Matching habitat choice in Azure sand grasshoppers
Camacho, Carlos; Sanabria-Fernández, Alberto; Baños-Villalba, Adrián; Edelaar, Pim (2021), Matching habitat choice in Azure sand grasshoppers, Dryad, Dataset, https://doi.org/10.5061/dryad.qbzkh18dv
This data set includes measurements of substrate use by ground-perching grasshoppers (Sphingonotus azurescens) in relation to body colour before and after experimental manipulation of their original colour. The data were collected between May and September 2017 in an urban mosaic of dark and pale pavements located in an abandoned housing development area near Dos Hermanas (Seville, Spain; 37.306° N, 5.932° E). The analysis presented in this article is based on 80 adult females and 138 adult males.
The sampling area included a grid of four parallel streets (range: 223-335 m long) and one crossing street (395 m long). To detect grasshoppers, we walked up and down the streets sweeping from side to side a 30-cm diameter mesh net attached to a 1.5-m pole, which causes adults to jump up and fly a few meters. These were then caught with the same net. Capture sessions were conducted between 9:00-14:00 and 19:00-21:30 hours.
For each individual, we recorded sex, colour (% blackness), type of substrate on which it was present upon disturbance (dark asphalt or pale sidewalks/parking lots), GPS coordinates, date, time of capture, and temperature conditions (coded as: 1 = cool, 2 = mild, 3 = warm, 4 = hot). Each grasshopper was marked with a unique combination of 2 letters on the posterior part of both forewings using a black permanent marker pen (Staedtler permanent Lumocolor), unless already marked. Marked grasshoppers were not recaptured, because in virtually all cases the letter code could be identified from a distance using binoculars. For visual recaptures, we also recorded the type of substrate upon encounter, coordinates, date, and time of resighting using the same field methods as for first captures.
Upon first capture, individuals were alternatingly assigned to receive a dark (approximately 80% blackness) or pale (approximately 20% blackness) colour that resembled the extremes of the natural cline of colour variation. To experimentally mimic the natural colour of the palest and darkest individuals in the population, we applied a thin layer of white or black water-based (aquarelle) paint on those parts that are most likely to be relevant in self-colour assessment of grasshoppers: circumocular mask, dorsal region between the eyes, cheeks, thorax, femur, tibia, and forewings. Grasshoppers were released after painting close (< 5 m) to their capture site at the border between dark and pale substrates.

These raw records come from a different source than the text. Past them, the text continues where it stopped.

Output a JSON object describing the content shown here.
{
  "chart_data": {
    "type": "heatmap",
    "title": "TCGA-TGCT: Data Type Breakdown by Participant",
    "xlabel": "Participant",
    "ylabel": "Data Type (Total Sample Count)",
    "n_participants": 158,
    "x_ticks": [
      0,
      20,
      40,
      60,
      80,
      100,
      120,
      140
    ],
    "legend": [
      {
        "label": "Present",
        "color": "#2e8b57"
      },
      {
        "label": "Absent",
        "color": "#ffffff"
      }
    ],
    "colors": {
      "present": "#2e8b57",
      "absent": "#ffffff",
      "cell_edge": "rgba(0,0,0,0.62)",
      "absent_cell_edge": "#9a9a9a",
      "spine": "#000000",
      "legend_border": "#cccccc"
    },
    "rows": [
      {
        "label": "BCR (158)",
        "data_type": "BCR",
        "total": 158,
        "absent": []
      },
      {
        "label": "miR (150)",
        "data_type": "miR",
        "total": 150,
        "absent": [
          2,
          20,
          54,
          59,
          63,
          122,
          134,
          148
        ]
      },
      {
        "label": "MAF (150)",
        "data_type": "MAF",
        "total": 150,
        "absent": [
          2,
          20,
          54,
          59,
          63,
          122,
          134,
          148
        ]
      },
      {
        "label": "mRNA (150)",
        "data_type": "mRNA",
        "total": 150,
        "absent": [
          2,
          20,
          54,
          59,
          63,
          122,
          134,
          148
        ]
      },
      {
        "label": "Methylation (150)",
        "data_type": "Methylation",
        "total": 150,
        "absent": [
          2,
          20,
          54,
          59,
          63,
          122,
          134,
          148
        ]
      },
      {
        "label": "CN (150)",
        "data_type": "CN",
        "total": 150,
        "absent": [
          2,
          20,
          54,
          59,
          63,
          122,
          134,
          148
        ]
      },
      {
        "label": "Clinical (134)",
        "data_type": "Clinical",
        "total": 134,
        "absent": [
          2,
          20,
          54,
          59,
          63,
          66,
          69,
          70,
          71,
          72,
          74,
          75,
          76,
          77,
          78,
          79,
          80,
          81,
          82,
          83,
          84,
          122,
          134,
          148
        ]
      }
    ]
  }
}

To investigate the effect of grasshopper colour on substrate choice, we ran Generalized Linear Mixed Models (GLMM) with a binomial error structure and logit link function. First captures (unpainted individuals) and visual recaptures (resightings of painted individuals) were analysed in separate models to examine the effects of the original and new colour, respectively. For both models, the dependent variable was the type of substrate chosen by grasshoppers, coded as dark asphalt (yes) or pale tiles/cement (no). Further details are provided in the main text of the article.
Description of variables:
DATE Date of capture.
DECIMALTIME Time of capture, in decimal hours.
THERMALCOND Temperature conditions, coded as: 1 = cool, 2 = mild, 3 = warm, 4 = hot.
IDENTITY Grasshopper identity, corresponding to a unique combination of 2 letters
SEX M= Male, F = Female
ORIGINALCOLOUR % blackness, based on a 100-level grey scale.
RESIGHTYN First capture (N) or resighting (Y)
SUBSTRATE Type of substrate on which the individual was found, coded as 1 = dark asphalt, 0 = pale sidewalks/parking lots
TREATMENT Type of colour manipulation
GPSLAT UTM Latitude
GPSLON UTM Longitude
TIMESINCECAPTURE Time since capture, in decimal hours.
Time since manipulation was modelled as binary variable (>48 h vs. ≤48 h) to improve model convergence and avoid overfitting. For model convergence reasons, sampling dates were grouped into 3-day periods. Note that, unlike conventional habitat selection analyses, our analyses do not require the incorporation of the relative availability of each substrate type because we are not interested in evaluating habitat selection in the broad sense, but whether habitat use differs between dark and pale grasshoppers after experimental manipulation of their phenotypes and subsequent release at the border of contrasting substrates.